- use efficient page maps too translate virtual to physical addresses
- kick things off to disk when memory runs out
Every process has its own page map.
demand paging
Key idea: physical representation of virtual memory does not have to be on actual memory.
- if memory fills out, kick a page to disk
- if the program asks for memory again, kick another page to disk and load its memory back
Keep in memory the information that’s being used, kick the rest to swap space/"paging file". Ideally: we have a performance of main memory and capacity of disk.
demand fetching
most modern OSes start with no pages loaded—load pages only when referenced; this is tempered by the type of page that’s needed:
- read only code pages (program code, doesn’t change) —
- do NOT save to swap; executable will always be there so you can just reload from disk
- program will expect code pages too contain executable data
- initialized data pages —
- save to swap because contents may have changed frorm initial values
- program expects them to contain data on load, so we need to load them ahead of time
- unitialized data pages
- save to swap
- no initial content
| Page Type | Need Content on First Load | Save to Swap (“Swap?”) |
|---|---|---|
| code | yes | no (read from exe) |
| data | yes | yes |
| stack/heap | no | yes |
We only write to disk if its dirty.
using swap to get extra memory
- pick a page to kick out
- write kicked page to disk
- mark the old page entry as not present
- give the physical address to the new virtual page
If we ever ask for the old page back, trigger page fault:
page fault
(to recover a page that’s on swap)
- check with swap for the data
- get new physical page (perhaps kicking out another page)
- load data into page
- update page map as present and with new address
choosing what to swap
thrashing
downside of demand paging
When the pages being actively used don’t fit in memory: you will have to get the page, kick it out immediately, get it back again, etc. This basically make memory as fast as disk; which is really slow.

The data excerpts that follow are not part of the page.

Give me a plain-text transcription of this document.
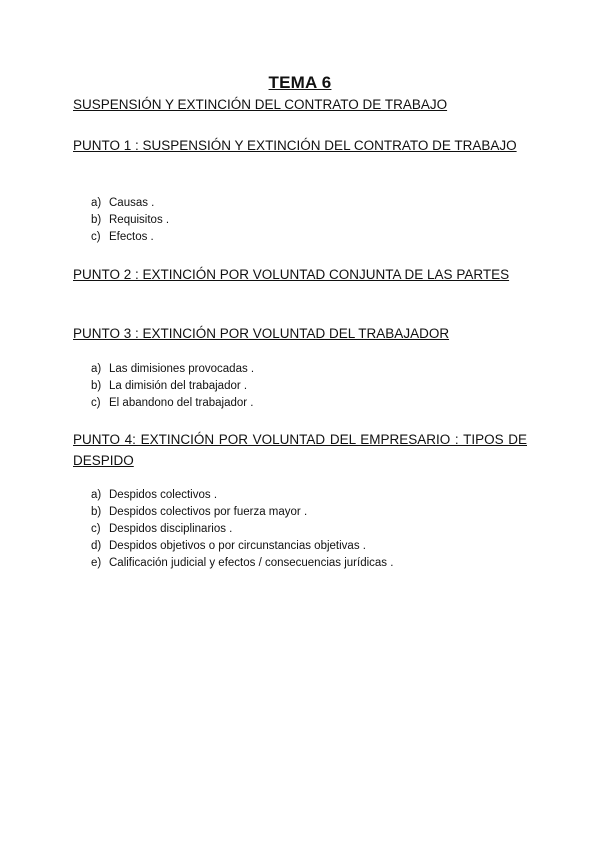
TEMA 6
SUSPENSIÓN Y EXTINCIÓN DEL CONTRATO DE TRABAJO
PUNTO 1 : SUSPENSIÓN Y EXTINCIÓN DEL CONTRATO DE TRABAJO
a) Causas .
b) Requisitos .
c) Efectos .
PUNTO 2 : EXTINCIÓN POR VOLUNTAD CONJUNTA DE LAS PARTES
PUNTO 3 : EXTINCIÓN POR VOLUNTAD DEL TRABAJADOR
a) Las dimisiones provocadas .
b) La dimisión del trabajador .
c) El abandono del trabajador .
PUNTO 4: EXTINCIÓN POR VOLUNTAD DEL EMPRESARIO : TIPOS DE DESPIDO
a) Despidos colectivos .
b) Despidos colectivos por fuerza mayor .
c) Despidos disciplinarios .
d) Despidos objetivos o por circunstancias objetivas .
e) Calificación judicial y efectos / consecuencias jurídicas .
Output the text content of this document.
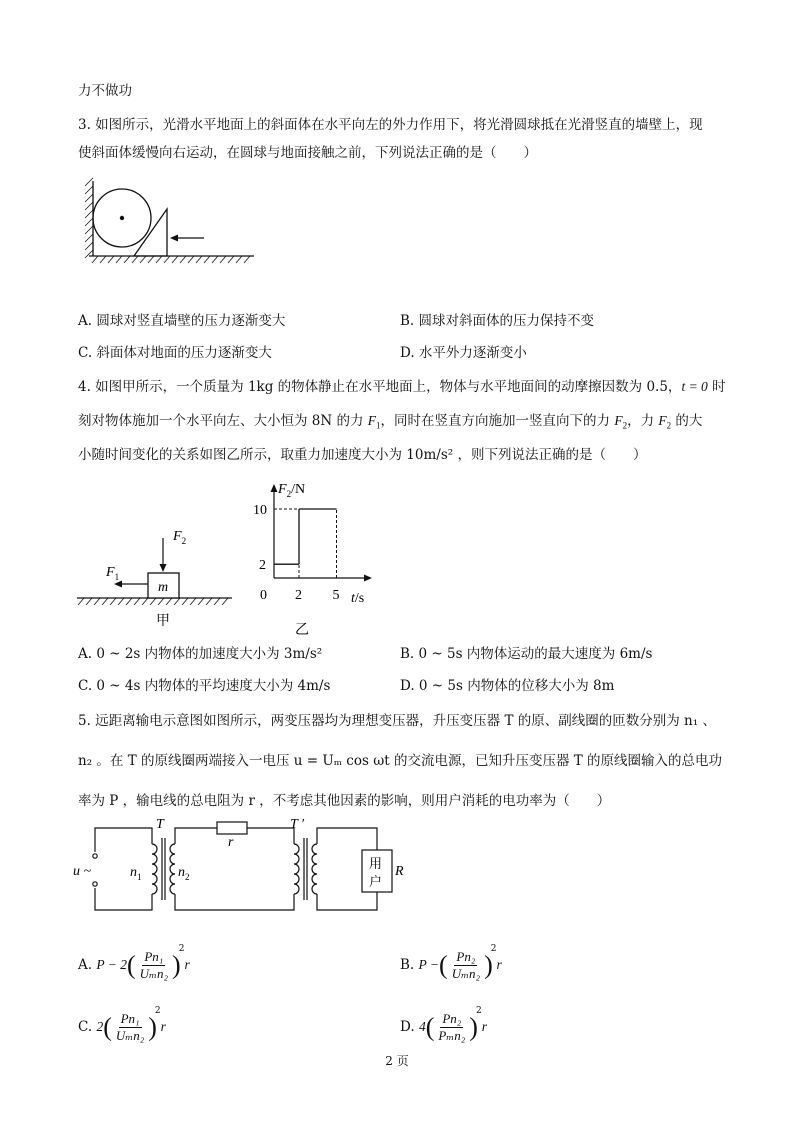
力不做功
3. 如图所示，光滑水平地面上的斜面体在水平向左的外力作用下，将光滑圆球抵在光滑竖直的墙壁上，现
使斜面体缓慢向右运动，在圆球与地面接触之前，下列说法正确的是（　　）
A. 圆球对竖直墙壁的压力逐渐变大	B. 圆球对斜面体的压力保持不变
C. 斜面体对地面的压力逐渐变大	D. 水平外力逐渐变小
4. 如图甲所示，一个质量为 1kg 的物体静止在水平地面上，物体与水平地面间的动摩擦因数为 0.5，t = 0 时
刻对物体施加一个水平向左、大小恒为 8N 的力 $F_1$，同时在竖直方向施加一竖直向下的力 $F_2$，力 $F_2$ 的大
小随时间变化的关系如图乙所示，取重力加速度大小为 10m/s² ，则下列说法正确的是（　　）
m
$F_2$
$F_1$
甲
2 5
2
10
$F_2/N$
t/s
0
乙
A. 0 ~ 2s 内物体的加速度大小为 3m/s²	B. 0 ~ 5s 内物体运动的最大速度为 6m/s
C. 0 ~ 4s 内物体的平均速度大小为 4m/s	D. 0 ~ 5s 内物体的位移大小为 8m
5. 远距离输电示意图如图所示，两变压器均为理想变压器，升压变压器 T 的原、副线圈的匝数分别为 n₁ 、
n₂ 。在 T 的原线圈两端接入一电压 u = Uₘ cos ωt 的交流电源，已知升压变压器 T 的原线圈输入的总电功
率为 P ，输电线的总电阻为 r ，不考虑其他因素的影响，则用户消耗的电功率为（　　）
u ~	$n_1$	$n_2$
T
r
T ′
用
户
R
A. $P - 2( \frac{\text{Pn₁}}{\text{Uₘn₂}} )^2r$	B. P −( $\frac{\text{Pn₂}}{\text{Uₘn₂}} )^2r$
C. $2( \frac{\text{Pn₁}}{\text{Uₘn₂}} )^2r$	D. $4( \frac{\text{Pn₂}}{\text{Pₘn₂}} )^2r$
2 页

Solution: download more RAM. “buy more memory, or use task manager” - nick
page map
A page map, to keep track of something is valid/invalid, we have to store information about EVERY PAGE for EVERY PROCESS.
Each entry in the page:
| Index | Physical Address | Writable | Present/Mapped? | Last Access | Kernel | Dirty |
|---|---|---|---|---|---|---|
| 0 | 0x2023 | 1 | 0 | 0 | 0 | 0 |
| 1 | 0x0023 | 1 | 1 | 1 | 0 | 0 |
Dirty: the content matters and it needs to be written out.
This is, of course, very big if stored densely. Consider 36 bit page numbers, 8 byte entries, it requires \(2^{36} \cdot 8 = 512GB\) worth of space per process. This is sad.
PRESENT simply means if the segment of memory is MAPPED. ITs possible for a not present index to be in SWAP instead.
page map tree implementation
To resolve this, we have entry for RANGES of virtual pages; there’s about \(4\) levels. If everything is invalid in a range, we just consider the whole range invalid using one row.
Therefore, we lazily make space for this tree.